Norwegen als neue Abhängigkeit – Die Hälfte des importierten Gases kommt inzwischen aus dem Norden. Was, wenn die Pipeline ausfällt?

THE als letzte Rettung?

Wenn die Gashändler sich weigern, Speicher zu füllen, springt ein Akteur ein: Trading Hub Europe (THE).

Das Unternehmen hat den gesetzlichen Auftrag, die Mindestfüllstände sicherzustellen – und muss Gas „um jeden Preis“ kaufen, falls der Markt nicht mitzieht. Doch diese Kosten trägt nicht der Staat, sondern die Verbraucher – über die Gasspeicherumlage.

Derzeit liegt die Umlage bei 2,99 Euro pro Megawattstunde. Doch sollte die THE gezwungen sein, große Mengen Gas teuer einzukaufen, könnte sie steigen.
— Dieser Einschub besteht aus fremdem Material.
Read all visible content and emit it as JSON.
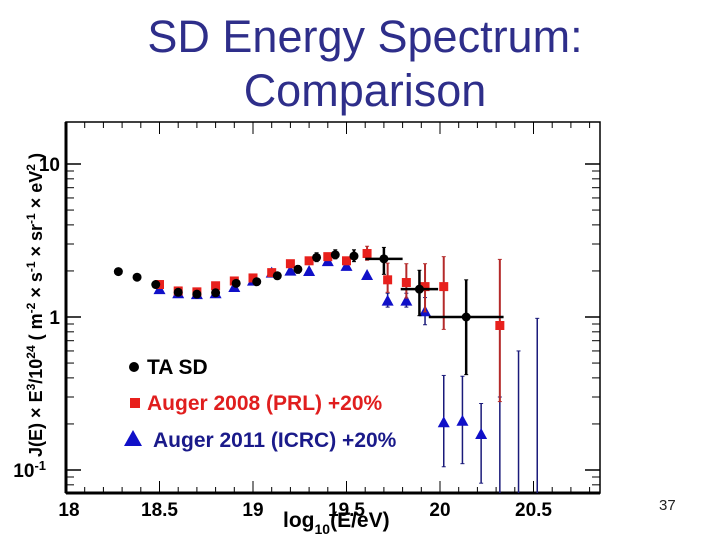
{
  "slide": {
    "title_line1": "SD Energy Spectrum:",
    "title_line2": "Comparison",
    "title_color": "#2e2e8a",
    "slide_number": "37"
  },
  "chart_data": {
    "type": "scatter",
    "title": "SD Energy Spectrum: Comparison",
    "xlabel": "log10(E/eV)",
    "xlabel_main": "log",
    "xlabel_sub": "10",
    "xlabel_tail": "(E/eV)",
    "ylabel": "J(E) × E^3/10^24 ( m^-2 × s^-1 × sr^-1 × eV^2 )",
    "xlim": [
      18.0,
      20.85
    ],
    "ylim": [
      0.065,
      20
    ],
    "yscale": "log",
    "grid": false,
    "x_ticks": [
      18,
      18.5,
      19,
      19.5,
      20,
      20.5
    ],
    "x_tick_labels": [
      "18",
      "18.5",
      "19",
      "19.5",
      "20",
      "20.5"
    ],
    "y_ticks": [
      0.1,
      1,
      10
    ],
    "y_tick_labels": [
      "10",
      "1",
      "10"
    ],
    "y_tick_exponents": [
      "-1",
      "",
      ""
    ],
    "legend_position": "bottom-left",
    "series": [
      {
        "name": "TA SD",
        "marker": "circle",
        "color": "#000000",
        "points": [
          {
            "x": 18.28,
            "y": 1.98
          },
          {
            "x": 18.38,
            "y": 1.82
          },
          {
            "x": 18.48,
            "y": 1.63
          },
          {
            "x": 18.6,
            "y": 1.45
          },
          {
            "x": 18.7,
            "y": 1.41
          },
          {
            "x": 18.8,
            "y": 1.44
          },
          {
            "x": 18.91,
            "y": 1.66
          },
          {
            "x": 19.02,
            "y": 1.7
          },
          {
            "x": 19.13,
            "y": 1.86
          },
          {
            "x": 19.24,
            "y": 2.05,
            "yerr_lo": 0.12,
            "yerr_hi": 0.12
          },
          {
            "x": 19.34,
            "y": 2.45,
            "yerr_lo": 0.15,
            "yerr_hi": 0.18
          },
          {
            "x": 19.44,
            "y": 2.55,
            "yerr_lo": 0.15,
            "yerr_hi": 0.2
          },
          {
            "x": 19.54,
            "y": 2.5,
            "yerr_lo": 0.2,
            "yerr_hi": 0.25
          },
          {
            "x": 19.7,
            "y": 2.4,
            "xerr": 0.1,
            "yerr_lo": 0.5,
            "yerr_hi": 0.45
          },
          {
            "x": 19.89,
            "y": 1.52,
            "xerr": 0.1,
            "yerr_lo": 0.5,
            "yerr_hi": 0.5
          },
          {
            "x": 20.14,
            "y": 1.0,
            "xerr": 0.2,
            "yerr_lo": 0.58,
            "yerr_hi": 0.75
          }
        ]
      },
      {
        "name": "Auger 2008 (PRL) +20%",
        "marker": "square",
        "color": "#e8201c",
        "errcolor": "#b42a2a",
        "points": [
          {
            "x": 18.5,
            "y": 1.63
          },
          {
            "x": 18.6,
            "y": 1.48
          },
          {
            "x": 18.7,
            "y": 1.46
          },
          {
            "x": 18.8,
            "y": 1.6
          },
          {
            "x": 18.9,
            "y": 1.72
          },
          {
            "x": 19.0,
            "y": 1.8
          },
          {
            "x": 19.1,
            "y": 1.95
          },
          {
            "x": 19.2,
            "y": 2.23
          },
          {
            "x": 19.3,
            "y": 2.33
          },
          {
            "x": 19.4,
            "y": 2.48
          },
          {
            "x": 19.5,
            "y": 2.33
          },
          {
            "x": 19.61,
            "y": 2.6,
            "yerr_lo": 0.25,
            "yerr_hi": 0.3
          },
          {
            "x": 19.72,
            "y": 1.75,
            "yerr_lo": 0.3,
            "yerr_hi": 0.5
          },
          {
            "x": 19.82,
            "y": 1.68,
            "yerr_lo": 0.35,
            "yerr_hi": 0.55
          },
          {
            "x": 19.92,
            "y": 1.58,
            "yerr_lo": 0.5,
            "yerr_hi": 0.65
          },
          {
            "x": 20.02,
            "y": 1.58,
            "yerr_lo": 0.75,
            "yerr_hi": 0.9
          },
          {
            "x": 20.32,
            "y": 0.88,
            "yerr_lo": 0.6,
            "yerr_hi": 1.5
          }
        ]
      },
      {
        "name": "Auger 2011 (ICRC) +20%",
        "marker": "triangle",
        "color": "#1010c8",
        "errcolor": "#1a1a7a",
        "points": [
          {
            "x": 18.5,
            "y": 1.52
          },
          {
            "x": 18.6,
            "y": 1.43
          },
          {
            "x": 18.7,
            "y": 1.41
          },
          {
            "x": 18.8,
            "y": 1.43
          },
          {
            "x": 18.9,
            "y": 1.57
          },
          {
            "x": 19.0,
            "y": 1.73
          },
          {
            "x": 19.1,
            "y": 1.95
          },
          {
            "x": 19.2,
            "y": 2.01
          },
          {
            "x": 19.3,
            "y": 2.0
          },
          {
            "x": 19.4,
            "y": 2.32
          },
          {
            "x": 19.5,
            "y": 2.16
          },
          {
            "x": 19.61,
            "y": 1.88
          },
          {
            "x": 19.72,
            "y": 1.28,
            "yerr_lo": 0.12,
            "yerr_hi": 0.15
          },
          {
            "x": 19.82,
            "y": 1.28,
            "yerr_lo": 0.12,
            "yerr_hi": 0.15
          },
          {
            "x": 19.92,
            "y": 1.09,
            "yerr_lo": 0.2,
            "yerr_hi": 0.25
          },
          {
            "x": 20.02,
            "y": 0.205,
            "yerr_lo": 0.1,
            "yerr_hi": 0.21
          },
          {
            "x": 20.12,
            "y": 0.21,
            "yerr_lo": 0.1,
            "yerr_hi": 0.2
          },
          {
            "x": 20.22,
            "y": 0.172,
            "yerr_lo": 0.09,
            "yerr_hi": 0.1
          },
          {
            "x": 20.32,
            "y": null,
            "upper_err_only": 0.3
          },
          {
            "x": 20.42,
            "y": null,
            "upper_err_only": 0.6
          },
          {
            "x": 20.52,
            "y": null,
            "upper_err_only": 0.98
          }
        ]
      }
    ]
  }
}
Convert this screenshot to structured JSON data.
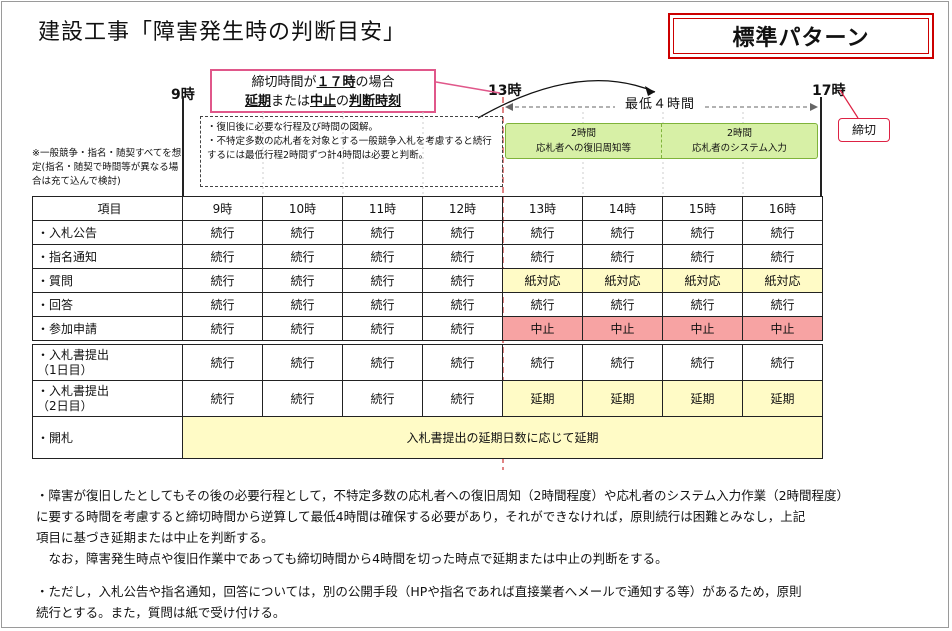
{
  "title": "建設工事「障害発生時の判断目安」",
  "pattern_label": "標準パターン",
  "callout": {
    "line1_pre": "締切時間が",
    "line1_bold": "１７時",
    "line1_post": "の場合",
    "line2_a": "延期",
    "line2_b": "または",
    "line2_c": "中止",
    "line2_d": "の",
    "line2_e": "判断時刻"
  },
  "hours": {
    "start": "9時",
    "judge": "13時",
    "deadline": "17時"
  },
  "min_hours_label": "最低４時間",
  "deadline_label": "締切",
  "note_box": "・復旧後に必要な行程及び時間の図解。\n・不特定多数の応札者を対象とする一般競争入札を考慮すると続行するには最低行程2時間ずつ計4時間は必要と判断。",
  "side_note": "※一般競争・指名・随契すべてを想定(指名・随契で時間等が異なる場合は充て込んで検討)",
  "green_boxes": [
    {
      "duration": "2時間",
      "label": "応札者への復旧周知等"
    },
    {
      "duration": "2時間",
      "label": "応札者のシステム入力"
    }
  ],
  "table": {
    "header": [
      "項目",
      "9時",
      "10時",
      "11時",
      "12時",
      "13時",
      "14時",
      "15時",
      "16時"
    ],
    "rows_top": [
      {
        "label": "・入札公告",
        "cells": [
          "続行",
          "続行",
          "続行",
          "続行",
          "続行",
          "続行",
          "続行",
          "続行"
        ]
      },
      {
        "label": "・指名通知",
        "cells": [
          "続行",
          "続行",
          "続行",
          "続行",
          "続行",
          "続行",
          "続行",
          "続行"
        ]
      },
      {
        "label": "・質問",
        "cells": [
          "続行",
          "続行",
          "続行",
          "続行",
          "紙対応",
          "紙対応",
          "紙対応",
          "紙対応"
        ]
      },
      {
        "label": "・回答",
        "cells": [
          "続行",
          "続行",
          "続行",
          "続行",
          "続行",
          "続行",
          "続行",
          "続行"
        ]
      },
      {
        "label": "・参加申請",
        "cells": [
          "続行",
          "続行",
          "続行",
          "続行",
          "中止",
          "中止",
          "中止",
          "中止"
        ]
      }
    ],
    "rows_bottom": [
      {
        "label": "・入札書提出\n（1日目）",
        "cells": [
          "続行",
          "続行",
          "続行",
          "続行",
          "続行",
          "続行",
          "続行",
          "続行"
        ]
      },
      {
        "label": "・入札書提出\n（2日目）",
        "cells": [
          "続行",
          "続行",
          "続行",
          "続行",
          "延期",
          "延期",
          "延期",
          "延期"
        ]
      }
    ],
    "kaisatsu_label": "・開札",
    "kaisatsu_text": "入札書提出の延期日数に応じて延期"
  },
  "paragraphs": [
    "・障害が復旧したとしてもその後の必要行程として，不特定多数の応札者への復旧周知（2時間程度）や応札者のシステム入力作業（2時間程度）",
    "に要する時間を考慮すると締切時間から逆算して最低4時間は確保する必要があり，それができなければ，原則続行は困難とみなし，上記",
    "項目に基づき延期または中止を判断する。",
    "　なお，障害発生時点や復旧作業中であっても締切時間から4時間を切った時点で延期または中止の判断をする。",
    "・ただし，入札公告や指名通知，回答については，別の公開手段（HPや指名であれば直接業者へメールで通知する等）があるため，原則",
    "続行とする。また，質問は紙で受け付ける。"
  ],
  "colors": {
    "yellow": "#fffbc6",
    "red": "#f7a3a3",
    "green": "#d7f0a6",
    "accent": "#cc0000"
  }
}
Sabotagegefahr – ein weiteres Risiko?

Die Abhängigkeit von Norwegen ist inzwischen fast so hoch, wie sie einst von Russland war. Und mit der wachsenden geopolitischen Unsicherheit stellt sich eine Frage: Was, wenn die norwegischen Pipelines angegriffen werden?

In den letzten Wochen gab es mehrfach Zwischenfälle in der Ostsee. Russische Frachtschiffe beschädigten wichtige Daten- und Stromkabel. Sollten ähnliche Aktionen gegen Pipelines gerichtet werden, könnte das Gasnetz Europas auf eine harte Probe gestellt werden.

Doch selbst für diesen Fall hat die Regierung Pläne in der Schublade. Experten haben berechnet: Selbst wenn eine große Pipeline ausfällt, kann der Großteil des Gases umgeleitet oder durch LNG ersetzt werden. Die Folge wäre allerdings ein deutlicher Preisanstieg.